Thomas Gunzig est né en 1970 à Bruxelles. Il a reçu le prix Victor Rossel 2001 pour son premier roman « Mort d'un parfait bilingue ». En 2003 on lui a décerné le Prix des Editeurs pour son recueil de nouvelles « Le plus petit zoo du monde ». Aujourd'hui il ne manque pas de lecteurs et la liste de ses oeuvres s' allonge. On lui doit entre autres : « A part moi personne n'est mort », « Situation instable penchant vers le mois d'août », « Il y avait quelque chose dans le noir qu'on n'avait pas vu. » Rien qu'en lisant les titres de ses livres on se rend compte qu'il s'agit d'un auteur capable de marier humour et originalité. « Tout se construit sur les détails, dit-il. On peut écrire ce qu'on veut, si le personnage a froid, il faut que le lecteur ait froid avec lui.
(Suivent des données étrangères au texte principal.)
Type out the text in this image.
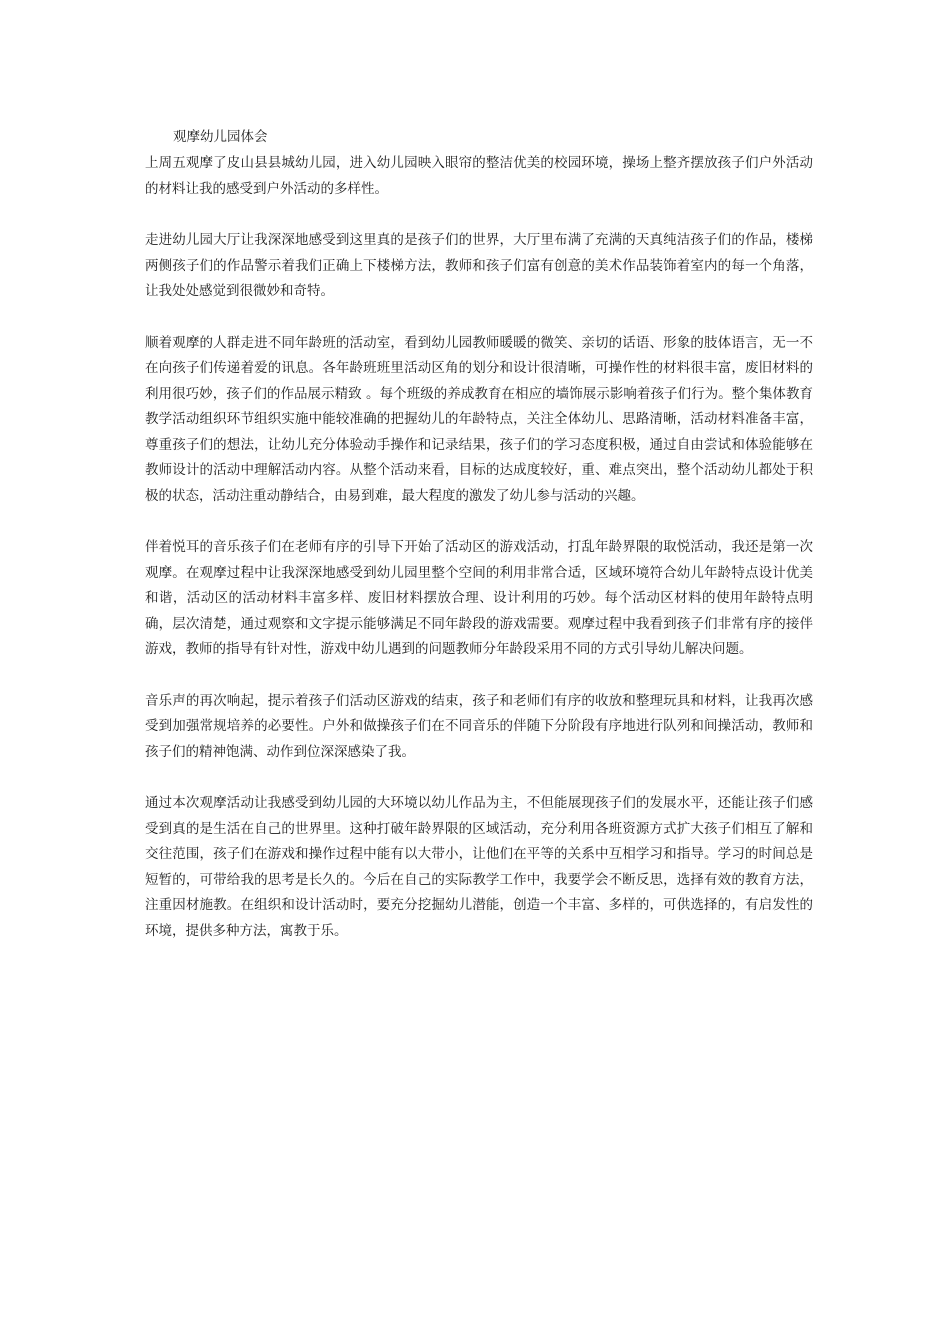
观摩幼儿园体会

上周五观摩了皮山县县城幼儿园，进入幼儿园映入眼帘的整洁优美的校园环境，操场上整齐摆放孩子们户外活动的材料让我的感受到户外活动的多样性。

走进幼儿园大厅让我深深地感受到这里真的是孩子们的世界，大厅里布满了充满的天真纯洁孩子们的作品，楼梯两侧孩子们的作品警示着我们正确上下楼梯方法，教师和孩子们富有创意的美术作品装饰着室内的每一个角落，让我处处感觉到很微妙和奇特。

顺着观摩的人群走进不同年龄班的活动室，看到幼儿园教师暖暖的微笑、亲切的话语、形象的肢体语言，无一不在向孩子们传递着爱的讯息。各年龄班班里活动区角的划分和设计很清晰，可操作性的材料很丰富，废旧材料的利用很巧妙，孩子们的作品展示精致 。每个班级的养成教育在相应的墙饰展示影响着孩子们行为。整个集体教育教学活动组织环节组织实施中能较准确的把握幼儿的年龄特点，关注全体幼儿、思路清晰，活动材料准备丰富，尊重孩子们的想法，让幼儿充分体验动手操作和记录结果，孩子们的学习态度积极，通过自由尝试和体验能够在教师设计的活动中理解活动内容。从整个活动来看，目标的达成度较好，重、难点突出，整个活动幼儿都处于积极的状态，活动注重动静结合，由易到难，最大程度的激发了幼儿参与活动的兴趣。

伴着悦耳的音乐孩子们在老师有序的引导下开始了活动区的游戏活动，打乱年龄界限的取悦活动，我还是第一次观摩。在观摩过程中让我深深地感受到幼儿园里整个空间的利用非常合适，区域环境符合幼儿年龄特点设计优美和谐，活动区的活动材料丰富多样、废旧材料摆放合理、设计利用的巧妙。每个活动区材料的使用年龄特点明确，层次清楚，通过观察和文字提示能够满足不同年龄段的游戏需要。观摩过程中我看到孩子们非常有序的接伴游戏，教师的指导有针对性，游戏中幼儿遇到的问题教师分年龄段采用不同的方式引导幼儿解决问题。

音乐声的再次响起，提示着孩子们活动区游戏的结束，孩子和老师们有序的收放和整理玩具和材料，让我再次感受到加强常规培养的必要性。户外和做操孩子们在不同音乐的伴随下分阶段有序地进行队列和间操活动，教师和孩子们的精神饱满、动作到位深深感染了我。

通过本次观摩活动让我感受到幼儿园的大环境以幼儿作品为主，不但能展现孩子们的发展水平，还能让孩子们感受到真的是生活在自己的世界里。这种打破年龄界限的区域活动，充分利用各班资源方式扩大孩子们相互了解和交往范围，孩子们在游戏和操作过程中能有以大带小，让他们在平等的关系中互相学习和指导。学习的时间总是短暂的，可带给我的思考是长久的。今后在自己的实际教学工作中，我要学会不断反思，选择有效的教育方法，注重因材施教。在组织和设计活动时，要充分挖掘幼儿潜能，创造一个丰富、多样的，可供选择的，有启发性的环境，提供多种方法，寓教于乐。
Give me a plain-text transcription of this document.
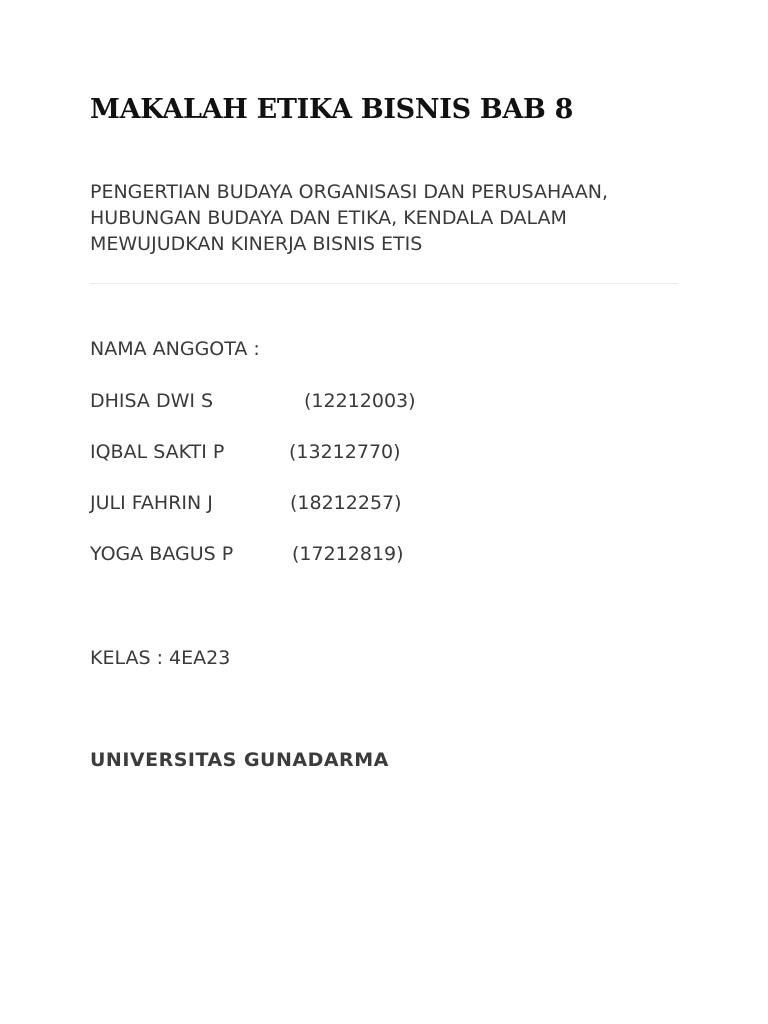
MAKALAH ETIKA BISNIS BAB 8
PENGERTIAN BUDAYA ORGANISASI DAN PERUSAHAAN,
HUBUNGAN BUDAYA DAN ETIKA, KENDALA DALAM
MEWUJUDKAN KINERJA BISNIS ETIS

NAMA ANGGOTA :

DHISA DWI S	(12212003)

IQBAL SAKTI P	(13212770)

JULI FAHRIN J	(18212257)

YOGA BAGUS P	(17212819)

KELAS : 4EA23

UNIVERSITAS GUNADARMA
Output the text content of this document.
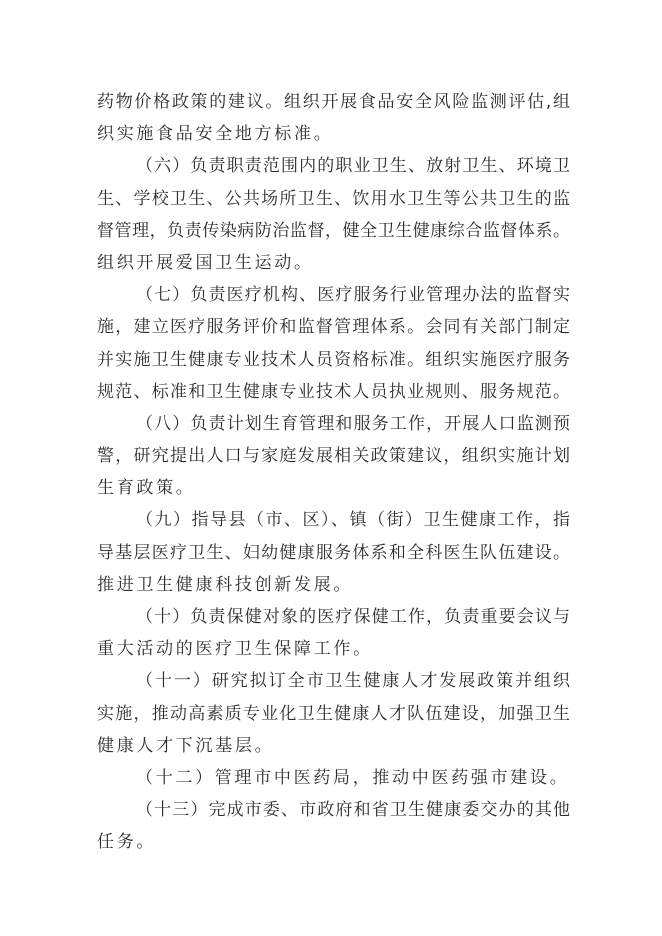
药物价格政策的建议。组织开展食品安全风险监测评估,组
织实施食品安全地方标准。
（六）负责职责范围内的职业卫生、放射卫生、环境卫
生、学校卫生、公共场所卫生、饮用水卫生等公共卫生的监
督管理，负责传染病防治监督，健全卫生健康综合监督体系。
组织开展爱国卫生运动。
（七）负责医疗机构、医疗服务行业管理办法的监督实
施，建立医疗服务评价和监督管理体系。会同有关部门制定
并实施卫生健康专业技术人员资格标准。组织实施医疗服务
规范、标准和卫生健康专业技术人员执业规则、服务规范。
（八）负责计划生育管理和服务工作，开展人口监测预
警，研究提出人口与家庭发展相关政策建议，组织实施计划
生育政策。
（九）指导县（市、区）、镇（街）卫生健康工作，指
导基层医疗卫生、妇幼健康服务体系和全科医生队伍建设。
推进卫生健康科技创新发展。
（十）负责保健对象的医疗保健工作，负责重要会议与
重大活动的医疗卫生保障工作。
（十一）研究拟订全市卫生健康人才发展政策并组织
实施，推动高素质专业化卫生健康人才队伍建设，加强卫生
健康人才下沉基层。
（十二）管理市中医药局，推动中医药强市建设。
（十三）完成市委、市政府和省卫生健康委交办的其他
任务。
Un roman a beau être bien construit, d'une écriture élégante, si la réalité n'y est pas, c'est foutu. Il faut faire très gaffe à ne pas vouloir faire de l'écrit pour l'écrit. »
Récemment Thomas Gunzig est venu à Prague pour participer à une rencontre et un débat d'écrivains francophones de divers pays. Il ne s'y sentait pas tout à fait à l'aise et s'en est confié à Radio Prague :
« Je me sentais un tout petit peu pas à ma place. J'avais l'impression d'être avec beaucoup de gens extrêmement brillants et qui avaient beaucoup de choses à dire, et moi j'ai souvent le problème d'avoir le sentiment de ne pas avoir d'autre chose à dire que ce qu'il y a dans mes bouquins. Donc c'est vrai que comme le monde parlait pour dire des choses intelligentes sur des sujets intelligents, souvent c'est un défi qui me dépasse un petit peu. Il y a des gens qui sont très professionnels pour cela et ce n'est pas mon cas. »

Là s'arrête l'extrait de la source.